И похороны воспринимались как первые и последние.
========== Оказия 30: Соль и безымянные цветы ==========
Люциан в беспамятстве лежал на диване. Кружилась голова, от частых вздохов во рту пересохло. Уже несколько часов длится эта сладкая пытка. Шлейф от извинений Молоха за то, что произошло между ним и Кальцифером, пусть и против воли главнокомандующего. Извиняется Молох с таким же размахом, как и обижает.
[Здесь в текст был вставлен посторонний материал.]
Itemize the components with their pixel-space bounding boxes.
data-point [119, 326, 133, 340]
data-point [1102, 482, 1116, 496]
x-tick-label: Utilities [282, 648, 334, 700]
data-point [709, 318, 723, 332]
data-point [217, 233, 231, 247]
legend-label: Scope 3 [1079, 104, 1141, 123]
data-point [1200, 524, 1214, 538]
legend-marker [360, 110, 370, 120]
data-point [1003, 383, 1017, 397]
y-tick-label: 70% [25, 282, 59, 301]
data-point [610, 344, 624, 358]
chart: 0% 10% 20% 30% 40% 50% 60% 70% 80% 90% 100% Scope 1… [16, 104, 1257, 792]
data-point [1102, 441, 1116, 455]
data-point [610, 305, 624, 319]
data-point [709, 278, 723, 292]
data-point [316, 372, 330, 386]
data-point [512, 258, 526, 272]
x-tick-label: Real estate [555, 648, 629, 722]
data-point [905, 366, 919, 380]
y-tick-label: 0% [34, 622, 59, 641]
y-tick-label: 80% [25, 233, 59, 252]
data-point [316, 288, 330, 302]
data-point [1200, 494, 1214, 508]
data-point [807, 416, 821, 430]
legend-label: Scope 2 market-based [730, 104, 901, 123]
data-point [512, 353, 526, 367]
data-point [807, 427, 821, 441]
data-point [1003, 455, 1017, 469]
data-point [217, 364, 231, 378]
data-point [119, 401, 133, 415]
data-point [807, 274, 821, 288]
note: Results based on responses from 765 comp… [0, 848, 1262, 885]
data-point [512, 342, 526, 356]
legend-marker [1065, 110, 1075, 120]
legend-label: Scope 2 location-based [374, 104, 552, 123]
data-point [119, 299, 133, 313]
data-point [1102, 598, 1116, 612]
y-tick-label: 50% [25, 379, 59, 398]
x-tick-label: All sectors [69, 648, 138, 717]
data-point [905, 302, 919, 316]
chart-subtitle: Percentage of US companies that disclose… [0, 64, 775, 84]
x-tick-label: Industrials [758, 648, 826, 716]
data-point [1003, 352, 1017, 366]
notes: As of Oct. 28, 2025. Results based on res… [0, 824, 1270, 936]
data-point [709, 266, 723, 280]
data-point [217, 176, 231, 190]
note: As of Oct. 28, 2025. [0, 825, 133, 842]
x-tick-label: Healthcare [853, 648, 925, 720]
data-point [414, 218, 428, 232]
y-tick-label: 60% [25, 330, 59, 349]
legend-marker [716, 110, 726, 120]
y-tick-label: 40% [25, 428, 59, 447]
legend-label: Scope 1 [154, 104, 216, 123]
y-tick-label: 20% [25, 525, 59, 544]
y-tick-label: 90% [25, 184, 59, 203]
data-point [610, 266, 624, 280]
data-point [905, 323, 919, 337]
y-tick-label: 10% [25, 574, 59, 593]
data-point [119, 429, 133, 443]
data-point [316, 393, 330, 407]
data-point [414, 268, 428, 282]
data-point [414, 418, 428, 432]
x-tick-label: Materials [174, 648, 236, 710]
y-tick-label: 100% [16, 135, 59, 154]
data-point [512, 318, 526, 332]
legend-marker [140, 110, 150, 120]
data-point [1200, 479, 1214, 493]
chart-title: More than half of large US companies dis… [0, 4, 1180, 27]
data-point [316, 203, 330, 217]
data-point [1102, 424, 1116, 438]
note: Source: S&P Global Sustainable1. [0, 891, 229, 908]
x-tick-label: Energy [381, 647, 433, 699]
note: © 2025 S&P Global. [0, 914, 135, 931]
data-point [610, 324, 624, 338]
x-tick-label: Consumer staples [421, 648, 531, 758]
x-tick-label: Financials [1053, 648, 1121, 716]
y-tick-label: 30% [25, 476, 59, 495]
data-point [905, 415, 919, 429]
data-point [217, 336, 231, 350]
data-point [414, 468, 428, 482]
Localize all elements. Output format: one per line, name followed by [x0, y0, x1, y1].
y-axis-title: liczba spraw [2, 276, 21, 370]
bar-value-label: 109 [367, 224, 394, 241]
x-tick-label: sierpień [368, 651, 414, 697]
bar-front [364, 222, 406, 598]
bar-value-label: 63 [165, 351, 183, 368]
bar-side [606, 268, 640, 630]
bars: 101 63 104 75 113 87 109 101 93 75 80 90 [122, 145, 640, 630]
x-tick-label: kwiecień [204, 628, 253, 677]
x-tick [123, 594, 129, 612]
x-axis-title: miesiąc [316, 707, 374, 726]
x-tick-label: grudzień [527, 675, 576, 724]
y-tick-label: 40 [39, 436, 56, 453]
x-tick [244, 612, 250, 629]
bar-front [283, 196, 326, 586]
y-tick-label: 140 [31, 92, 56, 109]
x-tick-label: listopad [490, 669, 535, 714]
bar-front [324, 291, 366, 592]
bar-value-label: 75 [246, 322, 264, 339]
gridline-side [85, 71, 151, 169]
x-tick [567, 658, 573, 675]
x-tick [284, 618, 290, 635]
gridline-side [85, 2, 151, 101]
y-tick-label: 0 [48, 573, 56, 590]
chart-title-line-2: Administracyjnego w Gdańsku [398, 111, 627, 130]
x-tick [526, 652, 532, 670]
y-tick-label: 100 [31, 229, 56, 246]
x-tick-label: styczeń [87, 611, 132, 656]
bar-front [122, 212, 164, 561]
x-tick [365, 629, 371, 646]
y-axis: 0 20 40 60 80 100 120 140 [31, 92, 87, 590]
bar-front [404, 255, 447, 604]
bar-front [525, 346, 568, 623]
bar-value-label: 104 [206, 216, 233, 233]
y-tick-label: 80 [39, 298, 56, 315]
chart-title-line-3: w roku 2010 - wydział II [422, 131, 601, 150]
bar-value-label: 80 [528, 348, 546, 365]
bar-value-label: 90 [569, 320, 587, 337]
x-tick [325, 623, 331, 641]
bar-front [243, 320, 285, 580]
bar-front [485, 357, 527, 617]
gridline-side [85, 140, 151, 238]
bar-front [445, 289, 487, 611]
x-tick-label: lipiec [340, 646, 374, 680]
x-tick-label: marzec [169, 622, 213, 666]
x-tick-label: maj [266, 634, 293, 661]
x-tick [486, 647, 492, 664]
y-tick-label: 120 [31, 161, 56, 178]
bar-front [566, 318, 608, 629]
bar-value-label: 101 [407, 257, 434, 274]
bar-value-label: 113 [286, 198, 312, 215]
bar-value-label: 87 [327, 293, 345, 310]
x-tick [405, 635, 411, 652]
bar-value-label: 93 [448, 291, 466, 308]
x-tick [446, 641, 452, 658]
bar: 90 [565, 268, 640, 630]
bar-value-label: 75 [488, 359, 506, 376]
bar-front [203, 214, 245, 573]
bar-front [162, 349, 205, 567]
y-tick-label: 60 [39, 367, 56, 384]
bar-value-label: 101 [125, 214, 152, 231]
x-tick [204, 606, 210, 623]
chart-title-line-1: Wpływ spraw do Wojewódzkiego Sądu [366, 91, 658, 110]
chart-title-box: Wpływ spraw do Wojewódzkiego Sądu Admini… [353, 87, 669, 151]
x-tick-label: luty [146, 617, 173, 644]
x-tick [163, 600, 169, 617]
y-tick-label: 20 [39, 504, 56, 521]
Генерал лежал связанный. Его руки были прижаты к животу слоями чёрной изоленты, а ноги - обездвижены за счёт того, что Молох опустил галифе Люциана до середины бёдер и затянул ремень. Моргенштерн никак не мог пошевелиться и имел вид весьма беззащитный. Он часто дышал и выгибался в спине, и обнажённая грудь вздымалась колесом вверх. Молох расстегнул на нём рубашку, чтобы иметь возможность измываться и любоваться. Как художник, знающий, что в помещении прохладно, но заставляющий раздеться под предлогом высокого искусства. Это и вправду искусство - напряжённое и чувственное тело любимого демона.
Молох завязал Люциану рот своим галстуком, который никогда не надевал, но на всякий случай хранил в ящике стола - мало ли что.
Главнокомандующий был свободен в выборе того, от чего в следующую минуту будет сходить с ума ёрзающий и сверлящий его взглядом Люциан. Молох бегло касался ладонью гладкой крепкой груди, гладил по кругу, касаясь сосков, и щекотал подушечками пальцев выступающие ключицы. Генерал внимательно смотрел на него, выжидающе и с вызовом. Ему было неловко, но очень интересно, что может произойти.